As Três Marias,
de Aluizio Abranches

Brasil, 2002


Como uma bolha superinflada, a narrativa multifaces de As Três Marias decepciona por sua incapacidade de chegar ao ápice de sua ruptura. A costura entre a linguagem de cordel e a computação gráfica expressiva, apontam para um curioso diálogo entre a linguagem farsesca da literatura de cordel e a linguagem falseada dos videoclipes. O discurso semi-teatral e o barroquismo da imagem videoclipada acumulam no filme uma carga gigantesca de alegoria, de tensão. Filme de clima. Uma tensão inflada pela trilha sonora de fusões rítmicas de André Abujanra, chegando ao ponto ápice da fábula, na figura dos mapas computadorizados que levam as três mulheres a seus destinos (até aqui o filme entusiasma pelo inusitado).

Meio faroeste, meio aventura, meio suspense – uma profusão de gêneros se interpenetram não chegando a reinventar-se claramente em novo discurso. As atrizes, centro de expressividade do filme, vagam entre a falsidade precisa, e a precisão falseada – deixando a cargo de Julia Lemmertz o lugar de destaque. Abranches alcança na figura esguia da atriz, o equilíbrio perfeito entre a fantasmagoria e a realidade física, que falta às outras quatro e mesmo ao filme como um todo.

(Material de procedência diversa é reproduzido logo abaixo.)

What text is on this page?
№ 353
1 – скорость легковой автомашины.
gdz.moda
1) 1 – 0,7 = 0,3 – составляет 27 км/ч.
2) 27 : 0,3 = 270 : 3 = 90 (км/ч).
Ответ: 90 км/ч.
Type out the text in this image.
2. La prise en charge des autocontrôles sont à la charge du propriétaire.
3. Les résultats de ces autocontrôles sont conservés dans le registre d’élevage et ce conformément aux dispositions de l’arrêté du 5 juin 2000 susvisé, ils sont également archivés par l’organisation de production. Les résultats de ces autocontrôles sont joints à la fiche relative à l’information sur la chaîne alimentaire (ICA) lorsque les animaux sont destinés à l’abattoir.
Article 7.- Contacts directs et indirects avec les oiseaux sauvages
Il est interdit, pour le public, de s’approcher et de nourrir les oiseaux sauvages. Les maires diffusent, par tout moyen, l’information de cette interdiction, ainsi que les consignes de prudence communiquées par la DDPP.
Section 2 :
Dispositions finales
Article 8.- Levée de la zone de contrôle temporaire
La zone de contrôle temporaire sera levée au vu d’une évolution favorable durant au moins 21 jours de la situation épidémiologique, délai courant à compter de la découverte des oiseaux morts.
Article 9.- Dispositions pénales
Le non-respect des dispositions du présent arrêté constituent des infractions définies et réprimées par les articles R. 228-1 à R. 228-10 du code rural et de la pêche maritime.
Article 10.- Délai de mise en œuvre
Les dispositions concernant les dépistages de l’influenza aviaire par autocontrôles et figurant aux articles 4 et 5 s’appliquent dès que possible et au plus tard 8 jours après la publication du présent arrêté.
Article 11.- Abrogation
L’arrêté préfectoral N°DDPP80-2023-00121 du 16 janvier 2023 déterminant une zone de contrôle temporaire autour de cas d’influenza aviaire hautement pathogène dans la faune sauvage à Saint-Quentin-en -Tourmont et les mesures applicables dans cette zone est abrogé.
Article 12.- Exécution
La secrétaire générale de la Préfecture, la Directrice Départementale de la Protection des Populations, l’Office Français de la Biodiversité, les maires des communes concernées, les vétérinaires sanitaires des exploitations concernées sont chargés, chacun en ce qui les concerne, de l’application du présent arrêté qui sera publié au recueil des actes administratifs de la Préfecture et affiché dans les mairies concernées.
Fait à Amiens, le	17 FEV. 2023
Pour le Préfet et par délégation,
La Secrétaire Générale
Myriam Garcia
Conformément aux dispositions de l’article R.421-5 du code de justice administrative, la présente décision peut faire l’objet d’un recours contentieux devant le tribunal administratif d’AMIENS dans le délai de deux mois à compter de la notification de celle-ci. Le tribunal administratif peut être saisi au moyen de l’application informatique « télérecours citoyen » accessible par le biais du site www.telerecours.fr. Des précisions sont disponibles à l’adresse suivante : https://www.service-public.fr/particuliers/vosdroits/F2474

A violência do filme tem o mérito curioso de sua falta de justificativa plausível, apostando numa ausência de descrição (no máximo um esboço irracional) dos motivos de cada ato. A questão é que, trabalhando em estatuto alegórico-fabular, Abranches acaba por criar um clima excessivo de expectativa que (se não tem resposta na narrativa), também não consegue se desentrelaçar esteticamente. O filme fica assim, uma bolha inflamada que murcha diante do espectador, sem ter para onde ir. O roteiro ainda tenta dar-lhe alguma graça num incompreensível e equivocado rocambole final em flashback, criando surpresa onde não há. As cenas em que as três mulheres matam os assassinos de sua família são de uma pobreza imagética extrema, incapazes de responder à altura a todo o belo falatório e à trilha sonora entusiasmada.

Se a alegoria aceita os estereótipos e os "tipos" nordestinos caricaturados, se o cordel trabalha com o relato fabular dos fatos superficializados, As Três Marias se desdobra num final insosso, num anti-clímax indiferente que não funciona. Promessas demais na mis-en-scène requerem muito fôlego narrativo e muita firmeza na direção. Se o ritmo cruamente demarcado da trilha sonora (e o corta-recorta da montagem clipeira), se casam de forma instigante com as palavras demarcadas do cordel, o roteiro não se sustenta de forma satisfatória, esvaziando as personagens como fantoches abandonados.

Para a perplexidade silenciosa da última sequência, é necessário um altíssimo grau de identificação/intimidade entre a presença física das personagens e a do público. No filme, tudo se passa de forma tão teatralmente distanciada (como um relato fabular em jogo de máscaras) que apenas um desfecho alegórico e fabular se fazia possível. Abranches, pelo contrário, abaixa o tom do filme, abaixa a bola de suas personagens e decepciona com cenas e diálogos desafinados – acovardados. Sem saber para onde ir, ou sem coragem, não vai para lugar algum...

Uma experimentação curiosa e equivocada, de um despudor admirável. Só isso(?).